Further to the above, there are also many factors that reduce performance. Some of these are:
Life Style:
-Inadequate sleep, irregular routine by day
-Use of alcohol and nicotine
-Excess of caffeine
-Bad living conditions (noise, overcrowding, inadequate light, etc.)
-Over stimulating company
-Lack of free time or inability to make good use of free time (no relaxation)
-Nutritional deficiencies (lack of vitamins)
-Rush and hurry
-Frequent necessity to adjust body-weight
-Taking on more stresses when already at capacity

Environment:
-Over burdening with family duties
-Tensions within family (parents, husband, wife)
-Difficulties in personal relationships
-Dissatisfaction with career, studies, school
-Bad assessment and marks in school, in studies, etc.
-Conflict of attitudes to sport (family, superiors)
-Excess of stimuli (TV, cinema)
-Increased burden in one area of environment (e.g. final exams, A levels)

Health Upsets:
-Feverish colds, stomach or intestinal upset
-Chronic illnesses
-After effect of infectious illness

As you can see, there are many contributing factors to over training and most of them actually have nothing to do with the frequency or amount of time that you are in the gym. You will only make regular and steady progress once you have created the perfect condition for you to grow. Think of a plant, without the correct conditions, photosynthesis cannot take place and the plant will die. Your body is very similar, if you place large amounts of stress on your body in every area of your life then how can you ever expect your body to perform at optimum level? How often do you see these guys in the gym who train hard all week then go out drinking alcohol, taking drugs, eating bad food and deprive themselves of sleep all weekend then complain that they never see the same gains as the guy who stays in all weekend, sleeps plenty and sticks to his diet? They are simply undoing all of the hard work they attempt to create during the week. Think of life as a percentage, if I spent 90% of my time sticking to the plan and you spend 60% then I have an advantage of 30%. It’s a pretty simple principle when you really think about it.

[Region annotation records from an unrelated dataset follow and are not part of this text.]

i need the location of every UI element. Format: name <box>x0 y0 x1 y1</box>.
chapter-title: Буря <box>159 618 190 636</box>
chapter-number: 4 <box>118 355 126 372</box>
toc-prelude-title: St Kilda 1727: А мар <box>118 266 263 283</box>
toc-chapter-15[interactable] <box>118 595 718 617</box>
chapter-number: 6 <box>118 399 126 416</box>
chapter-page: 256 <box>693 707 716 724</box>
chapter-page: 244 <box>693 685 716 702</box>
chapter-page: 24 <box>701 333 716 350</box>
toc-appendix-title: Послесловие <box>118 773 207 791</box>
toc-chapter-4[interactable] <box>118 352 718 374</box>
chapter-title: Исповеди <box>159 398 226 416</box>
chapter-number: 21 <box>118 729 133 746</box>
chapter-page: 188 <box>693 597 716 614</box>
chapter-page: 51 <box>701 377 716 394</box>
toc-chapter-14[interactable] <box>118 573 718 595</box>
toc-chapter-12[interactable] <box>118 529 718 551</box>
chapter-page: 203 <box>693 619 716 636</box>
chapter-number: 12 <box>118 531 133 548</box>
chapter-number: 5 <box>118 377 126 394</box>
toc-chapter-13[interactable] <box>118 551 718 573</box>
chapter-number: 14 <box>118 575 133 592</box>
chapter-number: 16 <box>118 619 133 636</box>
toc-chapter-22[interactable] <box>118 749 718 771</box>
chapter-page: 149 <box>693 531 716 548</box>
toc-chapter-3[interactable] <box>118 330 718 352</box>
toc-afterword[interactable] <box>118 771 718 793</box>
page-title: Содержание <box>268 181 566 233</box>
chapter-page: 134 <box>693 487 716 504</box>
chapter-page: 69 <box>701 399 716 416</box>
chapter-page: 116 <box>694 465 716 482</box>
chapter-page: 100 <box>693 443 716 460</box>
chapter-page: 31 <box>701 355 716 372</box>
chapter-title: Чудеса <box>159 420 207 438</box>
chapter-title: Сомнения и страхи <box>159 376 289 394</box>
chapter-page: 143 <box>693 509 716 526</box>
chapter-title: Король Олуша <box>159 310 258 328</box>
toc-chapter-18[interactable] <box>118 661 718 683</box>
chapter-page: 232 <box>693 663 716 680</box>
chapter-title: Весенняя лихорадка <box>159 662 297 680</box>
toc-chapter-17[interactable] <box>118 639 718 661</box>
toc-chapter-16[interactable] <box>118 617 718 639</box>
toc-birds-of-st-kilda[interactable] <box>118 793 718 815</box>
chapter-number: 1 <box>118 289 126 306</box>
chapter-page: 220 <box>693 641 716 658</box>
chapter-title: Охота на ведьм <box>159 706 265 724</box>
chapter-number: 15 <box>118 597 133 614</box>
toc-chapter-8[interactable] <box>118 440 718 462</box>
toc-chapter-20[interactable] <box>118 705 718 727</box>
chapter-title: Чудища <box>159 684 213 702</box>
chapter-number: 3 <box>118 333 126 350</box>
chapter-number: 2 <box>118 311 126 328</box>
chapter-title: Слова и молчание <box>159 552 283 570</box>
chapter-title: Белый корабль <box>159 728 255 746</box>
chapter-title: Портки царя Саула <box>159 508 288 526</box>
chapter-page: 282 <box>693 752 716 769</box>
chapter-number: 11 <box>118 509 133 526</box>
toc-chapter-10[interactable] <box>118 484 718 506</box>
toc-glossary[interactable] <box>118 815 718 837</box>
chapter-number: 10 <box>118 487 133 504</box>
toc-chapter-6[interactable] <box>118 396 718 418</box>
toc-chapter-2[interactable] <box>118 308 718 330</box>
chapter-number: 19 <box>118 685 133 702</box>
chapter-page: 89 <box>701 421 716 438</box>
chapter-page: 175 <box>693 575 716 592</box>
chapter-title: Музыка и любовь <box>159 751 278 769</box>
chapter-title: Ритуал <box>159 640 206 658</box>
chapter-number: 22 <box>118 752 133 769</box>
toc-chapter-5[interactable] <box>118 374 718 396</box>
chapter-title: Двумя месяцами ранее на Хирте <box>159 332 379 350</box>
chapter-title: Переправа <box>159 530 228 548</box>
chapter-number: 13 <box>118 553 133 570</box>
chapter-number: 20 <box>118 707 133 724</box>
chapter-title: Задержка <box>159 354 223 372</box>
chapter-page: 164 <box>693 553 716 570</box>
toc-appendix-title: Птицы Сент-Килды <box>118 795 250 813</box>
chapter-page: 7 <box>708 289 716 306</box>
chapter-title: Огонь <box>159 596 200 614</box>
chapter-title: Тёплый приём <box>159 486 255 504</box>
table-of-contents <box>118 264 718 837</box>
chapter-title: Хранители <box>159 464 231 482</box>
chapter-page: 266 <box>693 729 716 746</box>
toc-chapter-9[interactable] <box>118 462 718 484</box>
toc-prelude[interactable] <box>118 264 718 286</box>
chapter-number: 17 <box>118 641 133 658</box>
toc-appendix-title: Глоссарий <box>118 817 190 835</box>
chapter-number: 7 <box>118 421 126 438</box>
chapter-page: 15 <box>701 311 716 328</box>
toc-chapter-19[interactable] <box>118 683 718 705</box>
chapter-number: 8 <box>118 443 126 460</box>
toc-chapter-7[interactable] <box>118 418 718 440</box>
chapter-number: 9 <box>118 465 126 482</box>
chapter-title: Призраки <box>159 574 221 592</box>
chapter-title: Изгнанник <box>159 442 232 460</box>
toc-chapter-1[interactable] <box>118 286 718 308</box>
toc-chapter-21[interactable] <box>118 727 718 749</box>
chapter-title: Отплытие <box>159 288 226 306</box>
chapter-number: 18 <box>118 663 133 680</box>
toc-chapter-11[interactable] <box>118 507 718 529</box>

I guess by now you are probably wondering how and why you can and should avoid over training!? To simplify things a little, you need to take control of your life and have a clear understanding of your actions and decisions. The more control you have over these then the more you can implement the necessary changes to avoid overtraining. Some like to keep a log or diary, I prefer to develop a routine that fits around daily life. That way its easy to memorise and becomes second nature after a while. It is then simply a process of elimination because if I feel I am overtraining, I simply eliminate any negativity or stress indicators that may be causing the overtraining or fatigue. For example, if on a Wednesday I have a late night which leads to me feeling exhausted all day on Thursday, I will simply miss training and train on Friday instead because I wouldn’t want to lower the intensity of my workout by 40% just because I feel tired and lathargic.

You should always remember that you are most vulnerable when you create a weak environment / state of mind so by eliminating this risk factor and resting, you assist your body in making the necessary changes to function at optimim level again. Always try to recognise the warning signs of overtraining, its important to objectively measure your training routine and make adjustments before you wind up sick or injured.